源码：自定义SlotSlotChainBuilder，创建位置CtSph#lookProcessChain()
上下文（Context）
维护当前调用链的元数据，每次调用SphU.entry()或SphO.entry()都需要在一个context中执行，包括：
entranceNode：当前调用链的入口节点
curEntry：当前调用链的当前entry
node：与当前entry所对应的curNode
origin：当前调用链的调用源
Entry
entry是sentinel中用来表示是否通过限流的一个凭证，由SphU.entry()或SphO.entry()返回，如果不通过则会直接抛出一个BlockException异常。
Node
Node是一个接口，提供应用服务的实时统计数据。
Metric
metric是sentinel中用来进行实时数据统计的度量接口。

开始使用Sentinel

Sentinel主要分为客户端和控制台两个部分。

直接使用

接入SpringBoot

搭建控制台

在生产环境中使用 Sentinel 控制台

# 下载
$ wget https://github.com/alibaba/Sentinel/releases/download/1.7.1/sentinel-dashboard-1.7.1.jar

# 运行
nohup java -jar sentinel-dashboard-1.7.1.jar &

可以通过添加命令行参数来自定义配置：
--server.port：自定义服务器端口。默认为 8080 端口。
--auth.username 和 --auth.password：自定义账号和密码。

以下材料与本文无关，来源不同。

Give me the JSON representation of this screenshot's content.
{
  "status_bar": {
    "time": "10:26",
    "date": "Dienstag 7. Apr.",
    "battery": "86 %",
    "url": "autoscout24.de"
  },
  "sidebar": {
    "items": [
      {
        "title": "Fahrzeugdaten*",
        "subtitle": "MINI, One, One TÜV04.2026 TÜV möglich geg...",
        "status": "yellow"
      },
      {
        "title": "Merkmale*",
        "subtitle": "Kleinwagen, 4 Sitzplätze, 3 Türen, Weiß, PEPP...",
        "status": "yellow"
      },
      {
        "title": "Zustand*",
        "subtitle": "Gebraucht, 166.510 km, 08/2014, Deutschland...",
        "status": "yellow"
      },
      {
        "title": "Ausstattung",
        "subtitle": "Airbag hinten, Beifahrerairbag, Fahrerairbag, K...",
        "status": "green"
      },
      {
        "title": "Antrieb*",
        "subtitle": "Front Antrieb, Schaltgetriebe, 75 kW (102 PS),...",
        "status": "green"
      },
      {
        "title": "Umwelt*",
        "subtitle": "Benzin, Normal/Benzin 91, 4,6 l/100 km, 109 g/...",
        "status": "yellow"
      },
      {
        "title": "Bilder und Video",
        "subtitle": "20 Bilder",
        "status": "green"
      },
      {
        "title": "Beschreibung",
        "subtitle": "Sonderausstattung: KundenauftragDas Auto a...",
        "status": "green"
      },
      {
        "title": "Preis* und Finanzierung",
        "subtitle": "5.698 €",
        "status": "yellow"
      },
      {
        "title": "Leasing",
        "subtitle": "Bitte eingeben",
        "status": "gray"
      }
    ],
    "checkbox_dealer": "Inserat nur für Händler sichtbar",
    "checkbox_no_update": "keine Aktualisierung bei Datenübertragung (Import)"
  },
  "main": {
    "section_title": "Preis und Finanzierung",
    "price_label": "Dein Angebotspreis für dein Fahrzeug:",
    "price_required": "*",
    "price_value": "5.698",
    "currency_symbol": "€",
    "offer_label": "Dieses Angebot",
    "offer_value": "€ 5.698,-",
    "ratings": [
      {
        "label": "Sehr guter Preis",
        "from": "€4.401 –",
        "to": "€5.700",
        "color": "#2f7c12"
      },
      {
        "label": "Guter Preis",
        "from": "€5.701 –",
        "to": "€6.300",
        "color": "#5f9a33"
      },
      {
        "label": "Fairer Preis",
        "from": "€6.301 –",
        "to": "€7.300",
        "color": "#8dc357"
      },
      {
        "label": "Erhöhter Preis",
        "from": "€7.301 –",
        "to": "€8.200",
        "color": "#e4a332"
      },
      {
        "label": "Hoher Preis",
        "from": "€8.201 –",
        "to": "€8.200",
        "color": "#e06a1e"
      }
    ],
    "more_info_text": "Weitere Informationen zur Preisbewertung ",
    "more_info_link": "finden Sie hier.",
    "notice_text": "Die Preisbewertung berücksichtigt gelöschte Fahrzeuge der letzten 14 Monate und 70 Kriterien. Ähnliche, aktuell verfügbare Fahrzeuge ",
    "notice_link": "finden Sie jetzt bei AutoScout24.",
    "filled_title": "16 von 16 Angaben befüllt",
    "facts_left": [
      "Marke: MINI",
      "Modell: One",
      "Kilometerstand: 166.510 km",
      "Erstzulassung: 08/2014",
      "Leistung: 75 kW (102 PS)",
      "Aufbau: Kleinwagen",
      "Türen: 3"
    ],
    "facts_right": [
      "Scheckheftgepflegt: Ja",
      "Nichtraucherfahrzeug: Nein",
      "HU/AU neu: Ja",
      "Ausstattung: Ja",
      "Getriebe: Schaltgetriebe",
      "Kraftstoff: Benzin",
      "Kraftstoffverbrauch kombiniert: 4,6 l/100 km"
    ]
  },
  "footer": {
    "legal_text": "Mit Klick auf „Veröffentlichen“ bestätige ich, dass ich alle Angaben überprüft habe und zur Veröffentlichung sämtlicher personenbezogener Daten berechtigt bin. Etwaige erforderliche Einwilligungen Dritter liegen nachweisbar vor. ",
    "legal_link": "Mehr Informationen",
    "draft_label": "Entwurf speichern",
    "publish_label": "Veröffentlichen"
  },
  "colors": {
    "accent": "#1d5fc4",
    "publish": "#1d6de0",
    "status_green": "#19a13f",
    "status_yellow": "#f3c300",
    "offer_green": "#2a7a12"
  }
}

默认为「sentinel / sentinel」。
--logging.file：自定义日志文件。默认为 ${user.home}/logs/csp/sentinel-dashboard.log。

访问UI界面：http://127.0.0.1:8080/
使用默认的账号「sentinel / sentinel」进行登录。
在控制台可以配置流量控制、熔断降级等规则。

流量控制

引入依赖：

<!-- 实现对 SpringMVC 的自动化配置 -->
<dependency>
    <groupId>org.springframework.boot</groupId>
    <artifactId>spring-boot-starter-web</artifactId>
</dependency>

<!-- Sentinel 核心库 -->
<dependency>
    <groupId>com.alibaba.csp</groupId>
    <artifactId>sentinel-core</artifactId>
    <version>1.7.1</version>
</dependency>
<!-- Sentinel 接入控制台 -->
<dependency>
    <groupId>com.alibaba.csp</groupId>
    <artifactId>sentinel-transport-simple-http</artifactId>
    <version>1.7.1</version>
</dependency>
<!-- Sentinel 对 SpringMVC 的支持 -->
<dependency>
    <groupId>com.alibaba.csp</groupId>
    <artifactId>sentinel-spring-webmvc-adapter</artifactId>
    <version>1.7.1</version>
</dependency>

添加拦截器：

@Configuration
public class SpringMvcConfiguration implements WebMvcConfigurer {

    @Override
    public void addInterceptors(InterceptorRegistry registry) {
        // Add Sentinel interceptor
//        addSentinelWebTotalInterceptor(registry);
        addSentinelWebInterceptor(registry);
    }

    private void addSentinelWebInterceptor(InterceptorRegistry registry) {
        // <1.1> 创建 SentinelWebMvcConfig 对象
        SentinelWebMvcConfig config = new SentinelWebMvcConfig();
        config.setHttpMethodSpecify(true); // <1.2> 是否包含请求方法。即基于 URL 创建的资源，是否包含 Method。
        // config.setBlockExceptionHandler(new DefaultBlockExceptionHandler()); // <1.3> 设置 BlockException 处理器。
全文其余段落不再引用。